The VP2772 from ViewSonic is a gentle update to last year's VP2770-LED display. Both are 27in widescreen IPS monitors, boasting a healthy resolution of 2560 x 1440 pixels.
These are meant to be serious low-frills designs aimed at designers using Windows on a budget, although at around £600 this monitor still represents a large investment.
The display is labelled SuperClear by ViewSonic, a reference to the AH-IPS panel from LG. This has a matt anti-glare hard coating, making it useable in most lighting conditions. The black bezel is similarly matt finished, an important touch for any practical screen.
Unlike the earlier VP2770-LED model, the VP2772 now relies on an external power supply, a laptop-style little brick on a cable, which we find a backward step in usability. A potential step forward is the specified 99 percent coverage of the AdobeRGB gamut, and 10-bit colour compatibility.
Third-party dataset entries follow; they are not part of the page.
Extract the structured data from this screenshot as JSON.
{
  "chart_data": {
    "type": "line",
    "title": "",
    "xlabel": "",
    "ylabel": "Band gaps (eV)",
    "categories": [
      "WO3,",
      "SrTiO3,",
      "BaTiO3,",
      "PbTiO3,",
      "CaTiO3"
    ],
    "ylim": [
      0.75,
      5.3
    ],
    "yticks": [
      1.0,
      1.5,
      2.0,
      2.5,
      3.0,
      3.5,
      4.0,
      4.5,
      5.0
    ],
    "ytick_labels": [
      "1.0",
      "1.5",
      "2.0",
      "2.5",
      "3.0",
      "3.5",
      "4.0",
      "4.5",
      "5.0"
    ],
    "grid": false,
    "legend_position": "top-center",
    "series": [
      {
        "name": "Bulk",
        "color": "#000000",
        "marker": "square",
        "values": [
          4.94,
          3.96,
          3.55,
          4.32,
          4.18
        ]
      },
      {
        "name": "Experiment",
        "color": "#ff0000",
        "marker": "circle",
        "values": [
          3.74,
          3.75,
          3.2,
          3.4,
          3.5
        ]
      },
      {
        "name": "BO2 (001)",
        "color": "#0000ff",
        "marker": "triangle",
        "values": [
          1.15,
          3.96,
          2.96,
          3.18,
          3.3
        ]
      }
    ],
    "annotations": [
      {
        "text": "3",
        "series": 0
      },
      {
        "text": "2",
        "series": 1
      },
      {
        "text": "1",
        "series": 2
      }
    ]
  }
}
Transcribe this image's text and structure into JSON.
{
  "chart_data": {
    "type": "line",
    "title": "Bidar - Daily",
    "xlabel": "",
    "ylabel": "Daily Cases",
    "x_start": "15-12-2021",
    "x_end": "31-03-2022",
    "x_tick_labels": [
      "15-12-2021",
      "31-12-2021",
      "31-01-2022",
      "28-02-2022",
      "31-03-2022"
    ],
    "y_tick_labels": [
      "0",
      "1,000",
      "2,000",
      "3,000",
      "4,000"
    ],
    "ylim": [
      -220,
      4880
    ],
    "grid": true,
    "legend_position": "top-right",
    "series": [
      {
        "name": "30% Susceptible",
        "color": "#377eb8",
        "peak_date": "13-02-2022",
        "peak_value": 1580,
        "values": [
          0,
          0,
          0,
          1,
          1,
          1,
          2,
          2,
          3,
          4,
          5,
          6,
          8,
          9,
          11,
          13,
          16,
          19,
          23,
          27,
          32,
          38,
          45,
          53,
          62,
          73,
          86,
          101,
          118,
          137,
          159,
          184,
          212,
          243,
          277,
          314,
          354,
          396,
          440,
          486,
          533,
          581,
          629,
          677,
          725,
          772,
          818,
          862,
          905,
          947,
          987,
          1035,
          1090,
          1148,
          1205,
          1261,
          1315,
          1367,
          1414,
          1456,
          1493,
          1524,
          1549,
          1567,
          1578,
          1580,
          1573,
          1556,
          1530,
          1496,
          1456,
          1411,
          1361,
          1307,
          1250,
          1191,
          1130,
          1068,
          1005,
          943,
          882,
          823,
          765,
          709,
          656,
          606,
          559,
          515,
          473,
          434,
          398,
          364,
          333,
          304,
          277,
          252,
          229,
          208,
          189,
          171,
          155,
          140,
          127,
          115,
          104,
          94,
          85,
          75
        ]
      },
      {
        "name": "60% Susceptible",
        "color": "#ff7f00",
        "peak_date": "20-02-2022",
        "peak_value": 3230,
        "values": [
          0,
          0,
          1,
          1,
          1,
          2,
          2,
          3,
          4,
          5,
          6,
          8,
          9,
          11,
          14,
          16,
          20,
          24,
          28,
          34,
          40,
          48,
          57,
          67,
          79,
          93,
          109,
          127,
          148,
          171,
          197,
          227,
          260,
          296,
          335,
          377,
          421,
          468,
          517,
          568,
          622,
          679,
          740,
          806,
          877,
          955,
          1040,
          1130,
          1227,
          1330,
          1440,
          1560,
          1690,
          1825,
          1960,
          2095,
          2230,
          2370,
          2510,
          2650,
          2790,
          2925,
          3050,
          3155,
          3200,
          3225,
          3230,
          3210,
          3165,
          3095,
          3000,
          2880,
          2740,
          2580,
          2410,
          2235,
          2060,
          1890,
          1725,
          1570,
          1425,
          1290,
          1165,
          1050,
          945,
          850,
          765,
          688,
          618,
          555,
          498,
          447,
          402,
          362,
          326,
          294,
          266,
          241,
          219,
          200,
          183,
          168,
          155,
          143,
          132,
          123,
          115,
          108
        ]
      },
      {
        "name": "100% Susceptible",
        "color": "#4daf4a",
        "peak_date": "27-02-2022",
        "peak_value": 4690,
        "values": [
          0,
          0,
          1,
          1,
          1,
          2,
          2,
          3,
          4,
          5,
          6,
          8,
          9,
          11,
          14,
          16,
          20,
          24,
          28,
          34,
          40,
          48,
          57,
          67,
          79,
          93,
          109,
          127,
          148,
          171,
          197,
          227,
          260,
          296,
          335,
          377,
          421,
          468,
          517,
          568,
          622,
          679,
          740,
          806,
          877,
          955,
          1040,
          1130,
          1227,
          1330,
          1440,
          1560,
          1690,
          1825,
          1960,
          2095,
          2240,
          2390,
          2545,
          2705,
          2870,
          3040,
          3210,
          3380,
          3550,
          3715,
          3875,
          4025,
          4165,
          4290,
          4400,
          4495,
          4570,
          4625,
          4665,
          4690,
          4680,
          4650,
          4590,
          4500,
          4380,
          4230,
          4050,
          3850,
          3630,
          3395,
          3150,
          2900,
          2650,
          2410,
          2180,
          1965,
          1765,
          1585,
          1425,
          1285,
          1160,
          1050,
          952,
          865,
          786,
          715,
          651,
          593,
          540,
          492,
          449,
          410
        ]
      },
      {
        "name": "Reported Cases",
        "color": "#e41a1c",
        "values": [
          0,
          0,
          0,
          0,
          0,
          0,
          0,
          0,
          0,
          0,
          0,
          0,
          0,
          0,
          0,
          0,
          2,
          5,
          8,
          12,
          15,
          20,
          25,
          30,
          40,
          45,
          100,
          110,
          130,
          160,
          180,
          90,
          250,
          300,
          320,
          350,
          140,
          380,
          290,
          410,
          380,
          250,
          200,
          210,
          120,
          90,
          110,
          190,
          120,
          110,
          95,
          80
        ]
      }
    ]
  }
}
The latter feature points this monitor strongly toward the Windows rather than Mac user, since there is no support for 10-bit colour with current Mac hardware or OS X Mavericks.
Also indicating a preference for the Windows audience is how dreadful the image quality appears when first set up in OS X. This was resolved after adjusting the screen's Sharpness control. There are just four settings here – labelled 0, 25, 50, 100 – and the default setting of '50' rendered on-screen text very poorly, over-sharpened and highlighting sub-pixel rendering colour artefacts. The ‘0' setting looked too defocused, while '25' was about right.
As a monitor aimed at professionals, the VP2770 has a fully adjustable stand, and it can be raised to sufficient height to enable the screen to swivel 90 degrees for use in portrait mode.
The monitor touch-sensitive controls, sited on the lower right of the sceen bezel, are poorly designed. These adopt the system found on budget consumer displays of relying on four buttons to navigate through every screen menu.
ViewSonic VP2772 review: Performance
In our standard chequerboard test for contrast ratio, the VP2772 met a consistent 560:1 result at 50, 75 and 100 percent brightness settings. The tone response was not so even, deviating slightly to 2.1 from the calibrated 2.2 gamma at lower brightness levels below around 40 percent brightness.
For colour accuracy (Delta-E) and colour gamut coverage, we recorded very strange numbers from our Spyder4 screen calibrator (Delta-E avg 13.25; 89% sRGB, 69% AdobeRGB) which we believe to be anomalous and not indicative of actual performance.
Luminance uniformity reached a maximum deviation of 14 percent (top left corner, 50% brightness). Most quadrants were kept within good 10 percent limits. We were unable to test the 10-bit credentials of this monitor.
This display may not suit the most parsimonious users, reaching 62 W power consumption at full brightness (a high 334 cd/m^2). This figure fell to 39 W at a more realistic 120 cd/m^2 brightness setting.
The ViewSonic VP2772 sits in the semi-pro market, with relatively decent performance and a decent adjustable stand, although overall build quality and attention to detail fall a little short of that found on high-end monitors from Eizo and NEC. But if 27 inches of better-than-HD resolution appeals the ViewSonic is one of the few select monitors that will deliver.